Today's announcement by Lloyds that staff and products within the merged pension and investment branch will be branded as Scottish Widows underlines the company's confidence in and commitment to Scotland, John Swinney said today.

The Cabinet Secretary for Finance and Sustainable Growth expressed disappointment at the 50 redundancies planned for Scotland as part of a total of 300 job losses across the UK.

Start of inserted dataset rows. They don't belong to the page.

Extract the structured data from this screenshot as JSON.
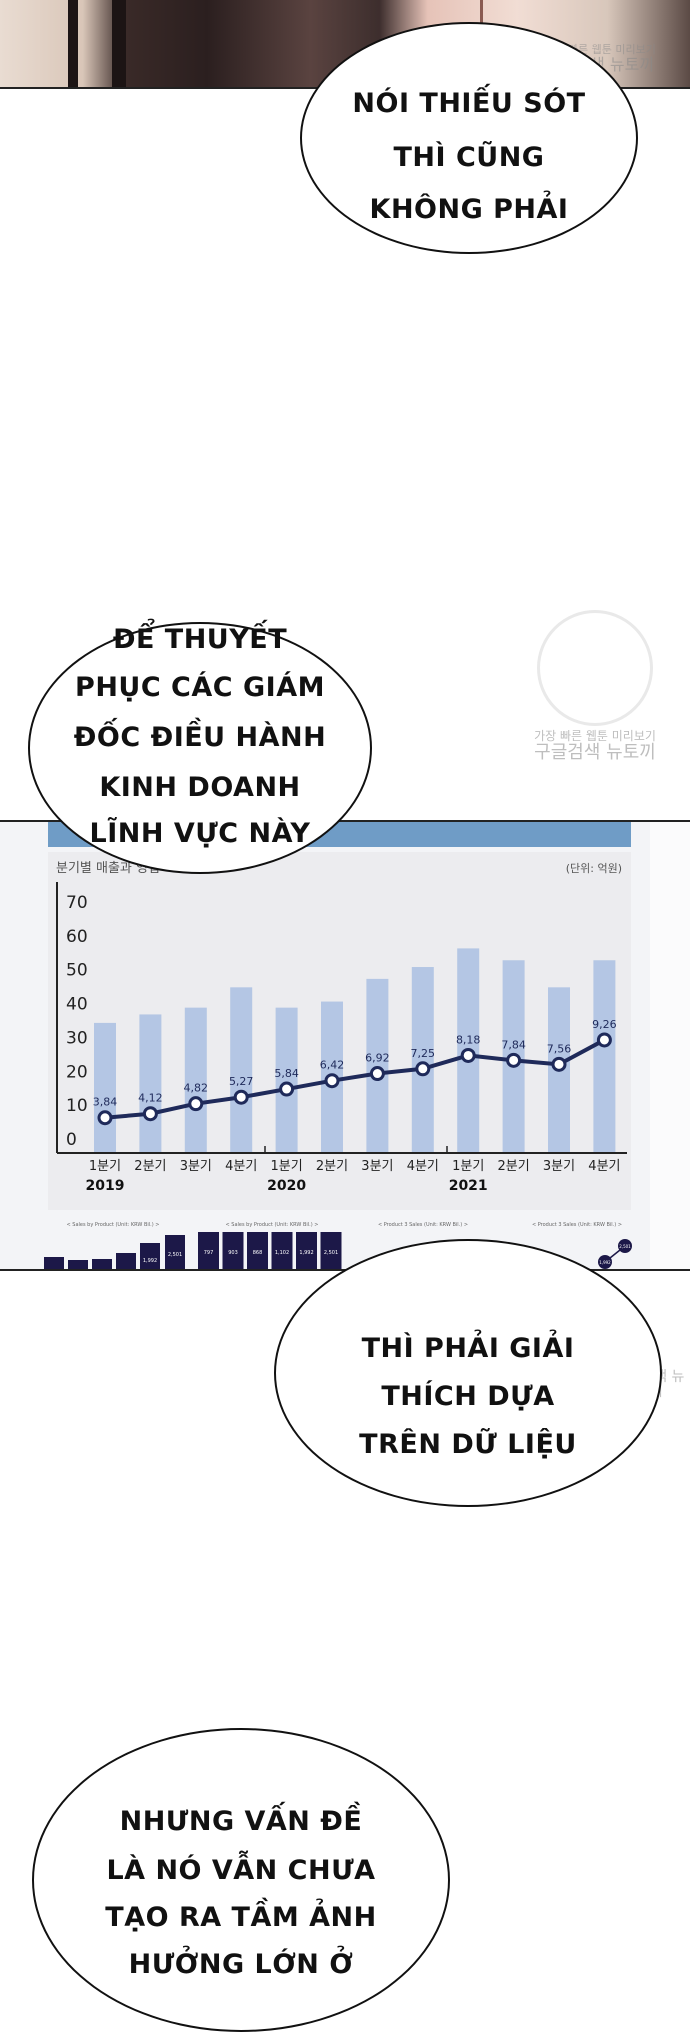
{
  "watermark": {
    "line1": "가장 빠른 웹툰 미리보기",
    "line2": "구글검색 뉴토끼"
  },
  "bubbles": [
    {
      "lines": [
        "NÓI THIẾU SÓT",
        "THÌ CŨNG",
        "KHÔNG PHẢI"
      ]
    },
    {
      "lines": [
        "ĐỂ THUYẾT",
        "PHỤC CÁC GIÁM",
        "ĐỐC ĐIỀU HÀNH",
        "KINH DOANH",
        "LĨNH VỰC NÀY"
      ]
    },
    {
      "lines": [
        "THÌ PHẢI GIẢI",
        "THÍCH DỰA",
        "TRÊN DỮ LIỆU"
      ]
    },
    {
      "lines": [
        "NHƯNG VẤN ĐỀ",
        "LÀ NÓ VẪN CHƯA",
        "TẠO RA TẦM ẢNH",
        "HƯỞNG LỚN Ở"
      ]
    }
  ],
  "colors": {
    "bar": "#b4c6e4",
    "line": "#1f2a5a",
    "header": "#6f9cc6",
    "dark_bar": "#1c1848"
  },
  "chart_data": {
    "type": "bar",
    "title": "분기별 매출과 영업",
    "unit": "(단위: 억원)",
    "categories": [
      "1분기",
      "2분기",
      "3분기",
      "4분기",
      "1분기",
      "2분기",
      "3분기",
      "4분기",
      "1분기",
      "2분기",
      "3분기",
      "4분기"
    ],
    "years": [
      "2019",
      "2020",
      "2021"
    ],
    "yticks": [
      "0",
      "10",
      "20",
      "30",
      "40",
      "50",
      "60",
      "70"
    ],
    "ylim": [
      0,
      70
    ],
    "grid": false,
    "series": [
      {
        "type": "bar",
        "values": [
          34,
          36.5,
          38.5,
          44.5,
          38.5,
          40.3,
          47,
          50.5,
          56,
          52.5,
          44.5,
          52.5
        ]
      },
      {
        "type": "line",
        "values": [
          3.84,
          4.12,
          4.82,
          5.27,
          5.84,
          6.42,
          6.92,
          7.25,
          8.18,
          7.84,
          7.56,
          9.26
        ],
        "labels": [
          "3,84",
          "4,12",
          "4,82",
          "5,27",
          "5,84",
          "6,42",
          "6,92",
          "7,25",
          "8,18",
          "7,84",
          "7,56",
          "9,26"
        ]
      }
    ]
  },
  "mini_charts": {
    "titles": [
      "< Sales by Product (Unit: KRW Bil.) >",
      "< Sales by Product (Unit: KRW Bil.) >",
      "< Product 3 Sales (Unit: KRW Bil.) >",
      "< Product 3 Sales (Unit: KRW Bil.) >"
    ],
    "labels1": [
      "1,992",
      "2,501"
    ],
    "labels2": [
      "797",
      "903",
      "868",
      "1,102",
      "1,992",
      "2,501"
    ],
    "labels4": [
      "1,992",
      "2,501"
    ]
  }
}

He was speaking following Lloyds' announcement that as part of the reorganisation of Lloyds Banking Group, the pensions and investment arms of Scottish Widows and Clerical and Medical would be merged.

Mr Swinney said:

"While any redundancies are disappointing, particularly in these current economic times, overall, today's news is positive for Scotland. Lloyds has assured me everything possible will be done to avoid compulsory redundancies and any staff losing their jobs will receive help and support.

"The Scottish Government's primary concern throughout the merger of HBOS and Lloyds has been to promote and protect Scottish interests - including retaining jobs and HQ functions in Scotland, minimising job losses and sustaining Scotland's expertise and reliability in financial services.

"Therefore, today's announcement has aspects of encouragement for the Scottish financial services sector. It was based on clear market research which demonstrated public confidence and trust in the Scottish Widows brand identity. This indicates that the underlying strength of Scotland's reputation in financial services is much more powerful than recent setbacks. I therefore welcome the decision to act on the market research which reflects positively on the Scottish Widows group, and all this iconic brand represents."